Last month I ran 4 miles a day, 6 days a week. It was greuling some days, but I did a hard thing.
finding joy in hard things
Each aspect of my life has been challenged before, from faith to health to morality to aspiration. After every setback it is easy to see, in retrospect, the difficulty I was faced with. I recognize that my life has been for the most part one full of privilege – I am grateful and undeserving of the life given me. My experience, though, has taught me that it is good to be faced with moderate opposition. Even my closest friends and I hold opposing views.
For example, during a racquet sports class in high school, a friend and I had a heated argument about how cloud computing would rise. I expected that music, gaming, and the operating system would for the most part be offloaded to a server on the internet. My friend thought that the benefits of local computation were too great to give up. Neither of us were entirely wrong. Exposure to an alternative perspective helped me to articulate my thoughts and empathize with the points he was making. We argued vehemently during the class but it didn’t affect our relationship in the long term.
Similarly, I hold a firm belief that we should make an effort to face, and even embrace, opposition when presented with difficulty. Discomfort is a joy; it keeps us young, it energizes the mind. It need not alter my personal opinion of running to run every day of the month, but doing it offers me a level of “discomfort immersion” that is not possible otherwise. By fully committing myself to something I was not sure I would complete, I challenged and developed my own perspective in new ways.
By the way, I did learn to love running and I’m better for it.
running is boring
Our bodies are built for endurance running. We are bipedal maybe for that very purpose – enabling us to chase an animal long enough to wear it down and make it easier to hunt. It seems that our brains may have missed out on that particular evolutionary leap though, because running is still boring.
Monotonous activity like running serves as forced boredom. It is a crucial component of what we need to be more creative. Locking out the standard overstimulation we regularly experience is refreshing. It is a breath of much-needed fresh air in a life filled with ever-present distraction. I experienced this in full force in April.
During my daily runs, I was also mulling over complex engineering problems from work, writing music, and planning my future. It seemed that as soon as I got moving my mind was received with clarity and candor. Most of the time I listened to an audiobook while I was out, which helped my mind to wander even more*. Running gave me the freedom to ignore everything else for some time. I could focus on my body, and let my mind do what it would. I would end each day knowing that I gave both mind and body opportunities to explore and expand.
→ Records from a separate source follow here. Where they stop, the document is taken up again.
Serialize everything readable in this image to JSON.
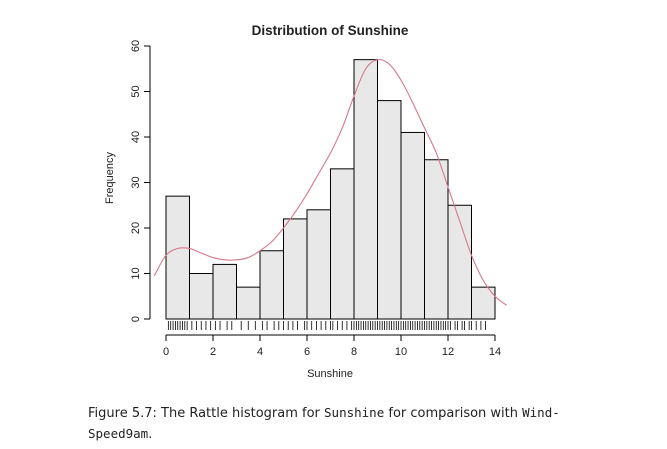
{
  "chart_data": {
    "type": "bar",
    "subtype": "histogram",
    "title": "Distribution of Sunshine",
    "xlabel": "Sunshine",
    "ylabel": "Frequency",
    "bin_edges": [
      0,
      1,
      2,
      3,
      4,
      5,
      6,
      7,
      8,
      9,
      10,
      11,
      12,
      13,
      14
    ],
    "values": [
      27,
      10,
      12,
      7,
      15,
      22,
      24,
      33,
      57,
      48,
      41,
      35,
      25,
      7
    ],
    "xlim": [
      0,
      14
    ],
    "ylim": [
      0,
      60
    ],
    "x_ticks": [
      "0",
      "2",
      "4",
      "6",
      "8",
      "10",
      "12",
      "14"
    ],
    "y_ticks": [
      "0",
      "10",
      "20",
      "30",
      "40",
      "50",
      "60"
    ],
    "bar_fill": "#e8e8e8",
    "bar_stroke": "#000000",
    "density_curve": {
      "color": "#d6788a",
      "x": [
        -0.5,
        0,
        0.5,
        1,
        1.5,
        2,
        2.5,
        3,
        3.5,
        4,
        4.5,
        5,
        5.5,
        6,
        6.5,
        7,
        7.5,
        8,
        8.5,
        9,
        9.5,
        10,
        10.5,
        11,
        11.5,
        12,
        12.5,
        13,
        13.5,
        14,
        14.5
      ],
      "y": [
        9.5,
        14,
        15.5,
        15.5,
        14.5,
        13.5,
        13,
        13,
        13.5,
        15,
        17,
        20,
        23.5,
        27.5,
        32,
        36.5,
        42,
        49,
        55,
        57,
        56,
        52.5,
        47.5,
        42,
        36.5,
        29,
        21.5,
        14,
        8.5,
        5,
        3
      ]
    },
    "rug": [
      0.1,
      0.2,
      0.3,
      0.4,
      0.5,
      0.6,
      0.7,
      0.8,
      0.9,
      1.1,
      1.3,
      1.5,
      1.7,
      1.9,
      2.1,
      2.3,
      2.6,
      2.8,
      3.2,
      3.5,
      3.8,
      4.1,
      4.3,
      4.6,
      4.8,
      5.0,
      5.2,
      5.4,
      5.6,
      5.9,
      6.0,
      6.2,
      6.4,
      6.6,
      6.8,
      7.0,
      7.1,
      7.3,
      7.5,
      7.7,
      7.9,
      8.0,
      8.1,
      8.2,
      8.3,
      8.4,
      8.5,
      8.6,
      8.7,
      8.8,
      8.9,
      9.0,
      9.1,
      9.2,
      9.3,
      9.4,
      9.5,
      9.6,
      9.7,
      9.8,
      9.9,
      10.0,
      10.1,
      10.2,
      10.3,
      10.4,
      10.5,
      10.6,
      10.7,
      10.8,
      10.9,
      11.0,
      11.1,
      11.2,
      11.3,
      11.4,
      11.5,
      11.6,
      11.7,
      11.8,
      11.9,
      12.0,
      12.1,
      12.3,
      12.4,
      12.6,
      12.7,
      12.9,
      13.0,
      13.2,
      13.4,
      13.6
    ]
  },
  "caption": {
    "prefix": "Figure 5.7:  The Rattle histogram for ",
    "var1": "Sunshine",
    "middle": " for comparison with ",
    "var2_line1": "Wind-",
    "var2_line2": "Speed9am",
    "suffix": "."
  }
}
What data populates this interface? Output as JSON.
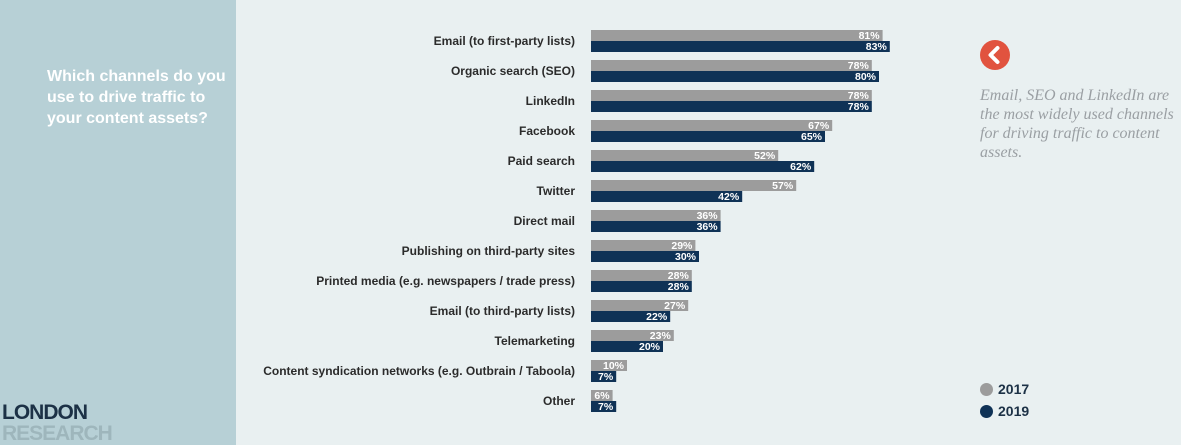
{
  "sidebar": {
    "question": "Which channels do you use to drive traffic to your content assets?",
    "logo_line1": "LONDON",
    "logo_line2": "RESEARCH"
  },
  "note": {
    "icon": "chevron-left-icon",
    "text": "Email, SEO and LinkedIn are the most widely used channels for driving traffic to content assets."
  },
  "colors": {
    "series_2017": "#9c9c9c",
    "series_2019": "#0f3256",
    "accent": "#e1533f"
  },
  "chart_data": {
    "type": "bar",
    "orientation": "horizontal",
    "categories": [
      "Email (to first-party lists)",
      "Organic search (SEO)",
      "LinkedIn",
      "Facebook",
      "Paid search",
      "Twitter",
      "Direct mail",
      "Publishing on third-party sites",
      "Printed media (e.g. newspapers / trade press)",
      "Email (to third-party lists)",
      "Telemarketing",
      "Content syndication networks (e.g. Outbrain / Taboola)",
      "Other"
    ],
    "series": [
      {
        "name": "2017",
        "values": [
          81,
          78,
          78,
          67,
          52,
          57,
          36,
          29,
          28,
          27,
          23,
          10,
          6
        ]
      },
      {
        "name": "2019",
        "values": [
          83,
          80,
          78,
          65,
          62,
          42,
          36,
          30,
          28,
          22,
          20,
          7,
          7
        ]
      }
    ],
    "value_suffix": "%",
    "xlim": [
      0,
      100
    ],
    "legend_position": "bottom-right",
    "grid": false
  }
}
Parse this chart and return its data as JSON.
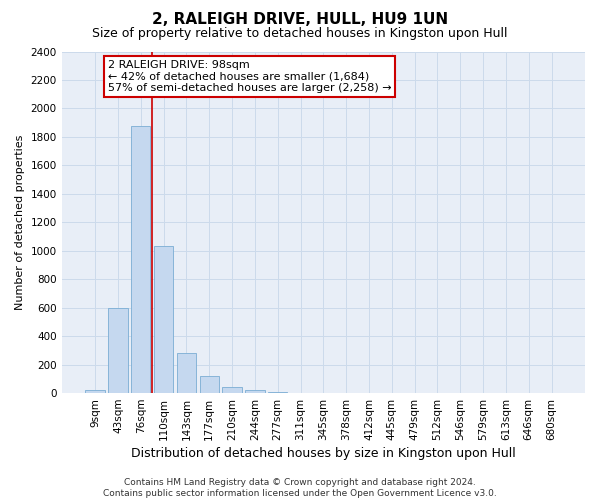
{
  "title": "2, RALEIGH DRIVE, HULL, HU9 1UN",
  "subtitle": "Size of property relative to detached houses in Kingston upon Hull",
  "xlabel": "Distribution of detached houses by size in Kingston upon Hull",
  "ylabel": "Number of detached properties",
  "bar_labels": [
    "9sqm",
    "43sqm",
    "76sqm",
    "110sqm",
    "143sqm",
    "177sqm",
    "210sqm",
    "244sqm",
    "277sqm",
    "311sqm",
    "345sqm",
    "378sqm",
    "412sqm",
    "445sqm",
    "479sqm",
    "512sqm",
    "546sqm",
    "579sqm",
    "613sqm",
    "646sqm",
    "680sqm"
  ],
  "bar_values": [
    20,
    600,
    1880,
    1030,
    280,
    120,
    45,
    20,
    10,
    0,
    0,
    0,
    0,
    0,
    0,
    0,
    0,
    0,
    0,
    0,
    0
  ],
  "bar_color": "#c5d8ef",
  "bar_edge_color": "#7aadd4",
  "grid_color": "#ccdaeb",
  "background_color": "#ffffff",
  "axes_facecolor": "#e8eef7",
  "annotation_text": "2 RALEIGH DRIVE: 98sqm\n← 42% of detached houses are smaller (1,684)\n57% of semi-detached houses are larger (2,258) →",
  "annotation_box_facecolor": "#ffffff",
  "annotation_box_edgecolor": "#cc0000",
  "vline_color": "#cc0000",
  "vline_x_index": 2.48,
  "ylim": [
    0,
    2400
  ],
  "yticks": [
    0,
    200,
    400,
    600,
    800,
    1000,
    1200,
    1400,
    1600,
    1800,
    2000,
    2200,
    2400
  ],
  "footnote": "Contains HM Land Registry data © Crown copyright and database right 2024.\nContains public sector information licensed under the Open Government Licence v3.0.",
  "title_fontsize": 11,
  "subtitle_fontsize": 9,
  "xlabel_fontsize": 9,
  "ylabel_fontsize": 8,
  "tick_fontsize": 7.5,
  "annotation_fontsize": 8,
  "footnote_fontsize": 6.5
}
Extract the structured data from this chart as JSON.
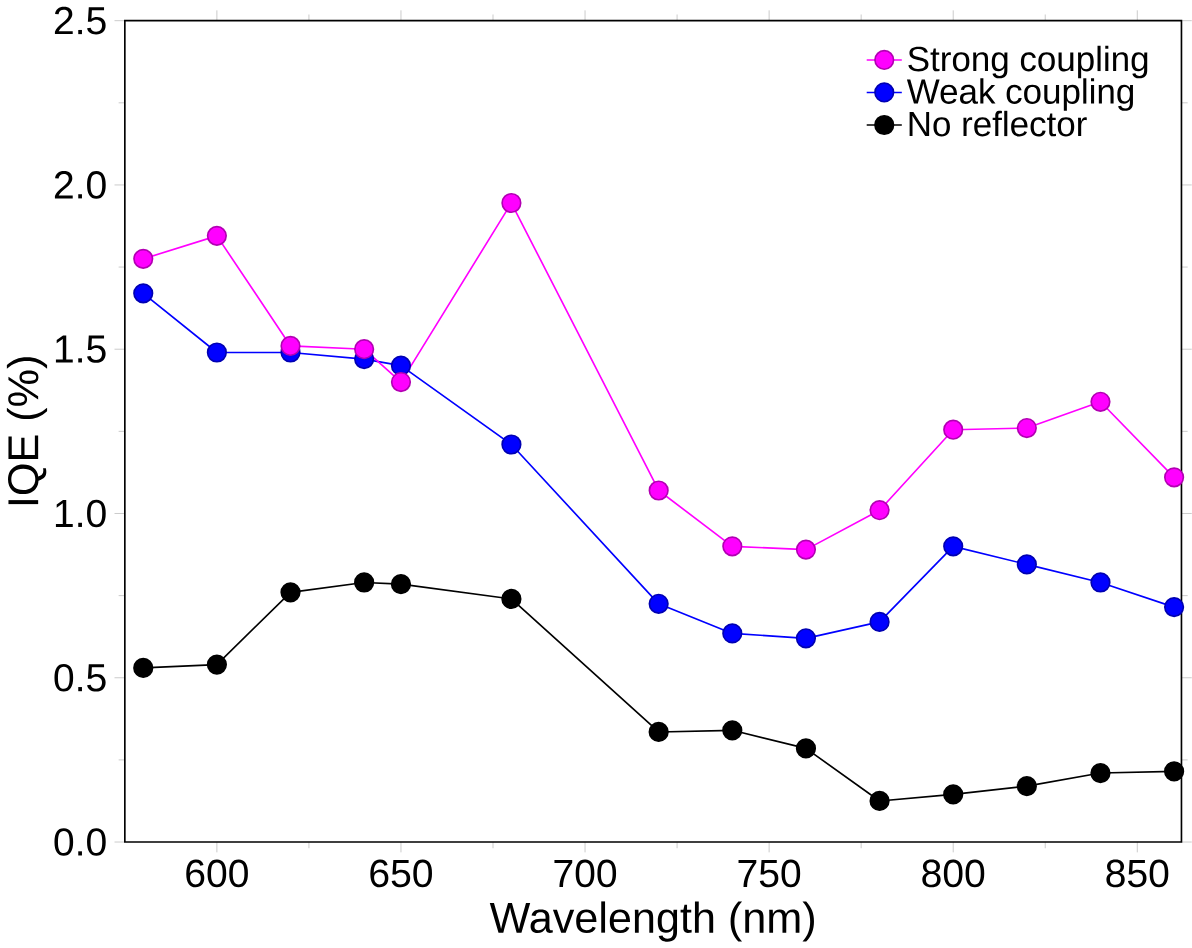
{
  "chart_data": {
    "type": "line",
    "xlabel": "Wavelength (nm)",
    "ylabel": "IQE (%)",
    "x": [
      580,
      600,
      620,
      640,
      650,
      680,
      720,
      740,
      760,
      780,
      800,
      820,
      840,
      860
    ],
    "series": [
      {
        "name": "Strong coupling",
        "color": "#ff00ff",
        "values": [
          1.775,
          1.845,
          1.51,
          1.5,
          1.4,
          1.945,
          1.07,
          0.9,
          0.89,
          1.01,
          1.255,
          1.26,
          1.34,
          1.11
        ]
      },
      {
        "name": "Weak coupling",
        "color": "#0000ff",
        "values": [
          1.67,
          1.49,
          1.49,
          1.47,
          1.45,
          1.21,
          0.725,
          0.635,
          0.62,
          0.67,
          0.9,
          0.845,
          0.79,
          0.715
        ]
      },
      {
        "name": "No reflector",
        "color": "#000000",
        "values": [
          0.53,
          0.54,
          0.76,
          0.79,
          0.785,
          0.74,
          0.335,
          0.34,
          0.285,
          0.125,
          0.145,
          0.17,
          0.21,
          0.215
        ]
      }
    ],
    "xlim": [
      575,
      862
    ],
    "ylim": [
      0,
      2.5
    ],
    "xticks": [
      600,
      650,
      700,
      750,
      800,
      850
    ],
    "yticks": [
      {
        "value": 0,
        "label": "0.0"
      },
      0.5,
      {
        "value": 1,
        "label": "1.0"
      },
      1.5,
      {
        "value": 2,
        "label": "2.0"
      },
      2.5
    ],
    "legend": "top right",
    "marker": "circle",
    "line_style": "solid",
    "grid": false
  }
}
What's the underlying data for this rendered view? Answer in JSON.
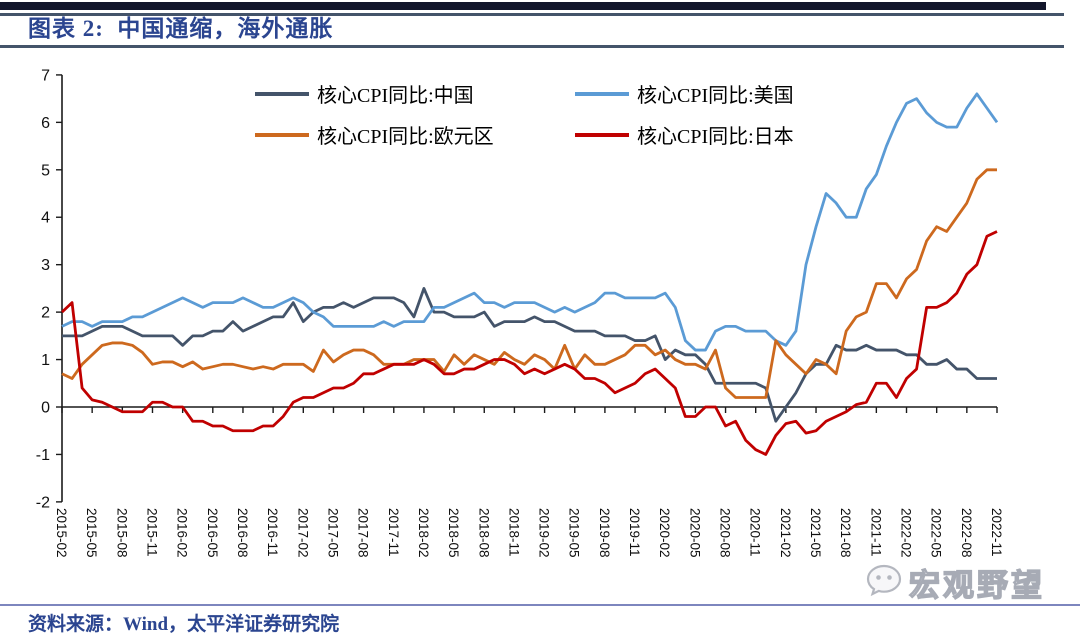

I learned that my body is capable of enduring far longer than I give it credit for. Most days I would feel winded within the first half mile, but find myself energized before the halfway mark. The ache that began as an irritant ended as a mental endurance challenge. On the sixth straight day of running each week the most challenging part of accomplishing my daily run was turning down the other things I love to do. But I found a love for extended exercise.
* Having headphones in while trying to fuel creativity goes against most of the science on the subject, but I have found that it helps me better tune out the noise in my life. Plus, I need to keep up with that 52 book a year goal and read whenever I get the chance.